"Grüne Ufer" feiert magische Uraufführung in Jekaterinburgs "Tvary"-Theater
Philip Binner"Grüne Ufer" feiert magische Uraufführung in Jekaterinburgs "Tvary"-Theater
Neue Bühnenfassung von „Grüne Ufer“ in Jekaterinburg uraufgeführt
In Jekaterinburg hat eine neue Theateradaption von „Grüne Ufer“ Premiere gefeiert. Das Stück basiert auf dem gleichnamigen Roman von Gennadi Alexejew und erzählt eine beunruhigende Liebesgeschichte, die sich über Zeit und Realität erstreckt. Regie führte Lilia Bornaschowa, die die Inszenierung im kleinen, privaten „Tvary“-Theater der Stadt zum Leben erweckte.

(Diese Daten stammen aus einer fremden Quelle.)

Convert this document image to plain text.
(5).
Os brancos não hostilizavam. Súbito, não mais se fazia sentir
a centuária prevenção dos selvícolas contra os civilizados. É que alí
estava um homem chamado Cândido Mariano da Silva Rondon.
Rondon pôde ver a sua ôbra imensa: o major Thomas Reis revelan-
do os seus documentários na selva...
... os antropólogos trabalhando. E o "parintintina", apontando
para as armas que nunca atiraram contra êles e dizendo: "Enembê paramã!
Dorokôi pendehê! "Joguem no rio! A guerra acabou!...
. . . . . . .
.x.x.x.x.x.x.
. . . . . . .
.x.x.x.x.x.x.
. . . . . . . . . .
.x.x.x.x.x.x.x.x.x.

Im Mittelpunkt steht ein sowjetischer Dichter der 1980er-Jahre, der auf eine Sängerin aus der vorrevolutionären Zeit trifft. Ihre Verbindung trotzt aller Logik und verwebt Vergangenheit und Gegenwart zu einer unheimlichen, unausweichlichen Verbindung. Obwohl die Liebenden zu Lebzeiten kein Glück finden, endet das Stück mit ihrem Wiedersehen im Tod.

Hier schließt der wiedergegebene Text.